According to official data, 21 areas in Delhi recorded 'severe' air quality and it was 'very poor' in 12 areas. An AQI between 0 and 50 is considered "good", 51 and 100 "satisfactory", 101 and 200 "moderate", 201 and 300 "poor", 301 and 400 "very poor", and 401 and 500 "severe".
Light rains in some parts of the national capital led a decline in temperatures in the city.

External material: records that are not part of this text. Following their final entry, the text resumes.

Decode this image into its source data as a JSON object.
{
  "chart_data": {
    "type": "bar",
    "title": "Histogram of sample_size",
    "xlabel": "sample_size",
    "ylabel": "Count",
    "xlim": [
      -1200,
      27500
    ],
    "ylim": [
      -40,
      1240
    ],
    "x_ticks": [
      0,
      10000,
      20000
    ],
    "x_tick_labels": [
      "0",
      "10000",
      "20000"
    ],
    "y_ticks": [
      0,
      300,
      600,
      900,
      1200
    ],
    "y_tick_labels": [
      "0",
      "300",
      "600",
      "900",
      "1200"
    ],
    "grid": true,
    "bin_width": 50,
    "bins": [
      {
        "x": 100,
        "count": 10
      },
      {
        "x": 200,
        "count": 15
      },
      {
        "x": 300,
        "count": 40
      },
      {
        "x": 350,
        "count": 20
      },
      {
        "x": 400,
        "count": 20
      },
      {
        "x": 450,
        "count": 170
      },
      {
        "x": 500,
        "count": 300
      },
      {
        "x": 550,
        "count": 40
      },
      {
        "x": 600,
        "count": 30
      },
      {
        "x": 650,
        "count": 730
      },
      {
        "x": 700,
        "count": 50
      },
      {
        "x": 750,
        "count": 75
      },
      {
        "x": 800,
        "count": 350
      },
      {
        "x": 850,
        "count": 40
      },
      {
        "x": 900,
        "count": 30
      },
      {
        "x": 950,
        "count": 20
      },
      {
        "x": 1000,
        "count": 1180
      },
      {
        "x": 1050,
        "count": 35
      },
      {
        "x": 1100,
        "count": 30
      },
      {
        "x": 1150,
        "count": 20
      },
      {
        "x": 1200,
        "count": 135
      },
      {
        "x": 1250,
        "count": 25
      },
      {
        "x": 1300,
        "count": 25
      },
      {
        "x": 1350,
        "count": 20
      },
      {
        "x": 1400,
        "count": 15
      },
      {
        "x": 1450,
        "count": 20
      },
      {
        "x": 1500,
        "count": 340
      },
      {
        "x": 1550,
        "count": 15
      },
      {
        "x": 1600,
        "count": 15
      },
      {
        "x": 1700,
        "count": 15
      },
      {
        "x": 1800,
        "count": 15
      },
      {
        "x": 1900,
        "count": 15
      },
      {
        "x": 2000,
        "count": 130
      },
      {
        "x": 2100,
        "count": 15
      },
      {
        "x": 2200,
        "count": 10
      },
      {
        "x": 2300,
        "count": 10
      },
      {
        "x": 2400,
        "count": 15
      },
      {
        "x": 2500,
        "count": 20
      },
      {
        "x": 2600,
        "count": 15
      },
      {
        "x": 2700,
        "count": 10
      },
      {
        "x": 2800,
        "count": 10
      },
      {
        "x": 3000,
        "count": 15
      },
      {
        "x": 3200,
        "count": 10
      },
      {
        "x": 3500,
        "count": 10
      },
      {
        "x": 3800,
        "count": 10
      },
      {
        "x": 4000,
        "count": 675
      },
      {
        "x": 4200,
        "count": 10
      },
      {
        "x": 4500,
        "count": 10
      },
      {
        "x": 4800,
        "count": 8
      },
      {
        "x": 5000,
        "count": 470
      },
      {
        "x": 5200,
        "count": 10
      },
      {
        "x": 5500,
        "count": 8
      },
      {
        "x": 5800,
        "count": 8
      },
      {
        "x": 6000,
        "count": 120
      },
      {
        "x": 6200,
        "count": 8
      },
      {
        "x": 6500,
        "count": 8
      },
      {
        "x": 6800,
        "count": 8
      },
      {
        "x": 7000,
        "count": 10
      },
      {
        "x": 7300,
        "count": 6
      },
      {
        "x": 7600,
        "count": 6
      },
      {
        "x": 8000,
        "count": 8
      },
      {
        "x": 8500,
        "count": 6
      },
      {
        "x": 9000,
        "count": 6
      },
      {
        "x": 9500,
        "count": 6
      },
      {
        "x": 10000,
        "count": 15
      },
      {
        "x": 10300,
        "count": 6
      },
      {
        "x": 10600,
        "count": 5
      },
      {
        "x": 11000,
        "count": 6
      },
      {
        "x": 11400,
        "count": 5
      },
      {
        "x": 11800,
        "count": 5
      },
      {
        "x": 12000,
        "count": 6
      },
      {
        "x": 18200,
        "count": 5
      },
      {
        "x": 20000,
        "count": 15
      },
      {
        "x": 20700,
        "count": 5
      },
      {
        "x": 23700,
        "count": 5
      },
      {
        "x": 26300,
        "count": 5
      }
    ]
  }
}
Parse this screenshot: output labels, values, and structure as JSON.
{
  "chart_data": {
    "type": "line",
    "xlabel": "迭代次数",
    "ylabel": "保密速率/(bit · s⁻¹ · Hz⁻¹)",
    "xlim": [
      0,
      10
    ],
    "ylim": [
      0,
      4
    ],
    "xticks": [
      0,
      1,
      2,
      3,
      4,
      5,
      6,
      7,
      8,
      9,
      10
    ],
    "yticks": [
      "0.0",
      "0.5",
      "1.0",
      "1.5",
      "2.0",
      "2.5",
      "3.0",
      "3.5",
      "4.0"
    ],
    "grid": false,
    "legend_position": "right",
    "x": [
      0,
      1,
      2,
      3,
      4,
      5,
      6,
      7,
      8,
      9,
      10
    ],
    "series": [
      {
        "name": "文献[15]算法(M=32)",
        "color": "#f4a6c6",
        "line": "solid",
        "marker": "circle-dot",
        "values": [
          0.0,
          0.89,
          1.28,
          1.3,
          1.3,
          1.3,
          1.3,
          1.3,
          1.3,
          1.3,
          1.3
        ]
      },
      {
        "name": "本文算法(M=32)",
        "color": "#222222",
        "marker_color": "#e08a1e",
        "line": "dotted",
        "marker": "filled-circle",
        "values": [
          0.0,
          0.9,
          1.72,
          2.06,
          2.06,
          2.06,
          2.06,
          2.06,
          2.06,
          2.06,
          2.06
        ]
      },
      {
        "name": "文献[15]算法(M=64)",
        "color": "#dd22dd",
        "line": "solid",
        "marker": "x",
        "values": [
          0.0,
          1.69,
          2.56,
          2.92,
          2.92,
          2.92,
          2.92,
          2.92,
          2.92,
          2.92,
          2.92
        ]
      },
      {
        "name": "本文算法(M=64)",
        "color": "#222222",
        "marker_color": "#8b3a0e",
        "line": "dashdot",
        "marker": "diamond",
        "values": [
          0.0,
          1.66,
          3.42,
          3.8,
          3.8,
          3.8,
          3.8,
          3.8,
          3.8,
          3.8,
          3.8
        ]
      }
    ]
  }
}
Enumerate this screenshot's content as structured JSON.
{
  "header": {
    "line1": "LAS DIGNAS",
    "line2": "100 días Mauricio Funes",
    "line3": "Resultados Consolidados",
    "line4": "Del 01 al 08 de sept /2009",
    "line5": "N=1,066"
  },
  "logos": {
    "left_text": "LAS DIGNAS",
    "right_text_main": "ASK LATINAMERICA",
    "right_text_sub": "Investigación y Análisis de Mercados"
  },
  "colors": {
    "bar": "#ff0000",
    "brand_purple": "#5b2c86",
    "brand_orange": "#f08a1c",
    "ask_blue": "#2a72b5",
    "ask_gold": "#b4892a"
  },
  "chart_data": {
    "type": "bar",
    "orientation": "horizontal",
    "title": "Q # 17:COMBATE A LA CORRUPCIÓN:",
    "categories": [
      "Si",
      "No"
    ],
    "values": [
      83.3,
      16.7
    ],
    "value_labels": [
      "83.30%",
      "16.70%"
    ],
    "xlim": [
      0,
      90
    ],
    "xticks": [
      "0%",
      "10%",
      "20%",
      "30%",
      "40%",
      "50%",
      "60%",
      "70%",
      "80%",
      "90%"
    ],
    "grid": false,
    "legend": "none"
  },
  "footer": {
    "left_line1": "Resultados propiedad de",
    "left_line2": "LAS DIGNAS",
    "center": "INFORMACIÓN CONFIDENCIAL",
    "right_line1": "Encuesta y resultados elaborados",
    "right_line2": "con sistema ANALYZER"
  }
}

The maximum temperature was recorded at 29.4 degrees Celsius, a notch above normal, while the minimum temperature settled at 14.2 degrees Celsius, also a notch above the season's average, a meteorological department official said.
"After isolated showers in parts of Delhi, lots of moisture is introduced in the air to make it heavy and increased the holding capacity which increased the pollution level," the SAFAR said in a report.
It also said stubble burning incidents have reduced significantly and now the winds are not blowing from these areas so its impact on Delhi's air quality would be marginal.
Meanwhile, a new study said that about 89 per cent of people in Delhi feel sickness or discomfort due to bad air quality as most of the people believe motor vehicles and tree cutting to be major sources of pollution.
The study, during which around 5,000 people in 17 cities were interviewed, found that the top four causes of deteriorating air quality were pollution caused by motor vehicles (74 per cent), industrial units (58 per cent), tree cutting (56.9 per cent) and construction (48.2 per cent).
EPCA chairperson Bhure Lal said the restriction imposed by it on heavy vehicles had been lifted.
On Monday, the EPCA allowed entry of only those vehicles into the city which was stranded for the previous four days at Delhi borders, anticipating the situation getting out of hand with the owners of over a 1,000 trucks getting "restive".
The EPCA had asserted on Monday that these stranded trucks would be exempt from paying a toll or Environment Compensation Charge (ECC) from 11 pm on November 12 to 7 am on November 13. The body had said by relaxing the payment of toll-ECC, the trucks can move without any halt and this will reduce congestion and thereby pollution.
Over 2,200 vehicles were ordered to turn back from Delhi's borders during restriction on entry of heavy vehicles in the national capital from November 8 to November 12 in the wake of high pollution levels in the city, a senior traffic police official said.
As many as 3,931 vehicles carrying essential goods were allowed in the national capital from 11 pm on November 11 till 5 am the next day, he said.
The restriction on the entry of heavy vehicles was initially imposed from November 8 to November 11 but was later extended by a day by the Supreme Court-appointed agency on the recommendations of a CPCB-led task force, which reviews the national capital's air quality.
The study titled "Perception Study on Air Quality" by the ASAR Social Impact Advisors, which works on social and environmental issues, said the awareness level was higher in the metros with the Delhi and the National Capital Region (NCR) respondents showing the maximum awareness of all three terms -- Air Quality Index, Particulate Matter 2.5 and Particulate Matter 10.
The top four causes of the deteriorating air quality were identified to be motor vehicles (74 per cent), industrial units (58 per cent), tree cutting (56.9 per cent) and construction activities (48.2 per cent).
The study covers cities with highly-polluted air -- Delhi-NCR, Kolkata, Patna, Lucknow, Varanasi, Amritsar, Singrauli, Dhanbad, Raipur, Korba, Chandrapur, Angul, Nagpur and cities becoming rapidly polluted -- Bengaluru, Pune, Mumbai and Chennai.
The top two sources of AQI information for those who were aware and who understood AQI were newspapers and mobile apps, the study said. It also found that the age group which "always" sought AQI information was 18-25 years.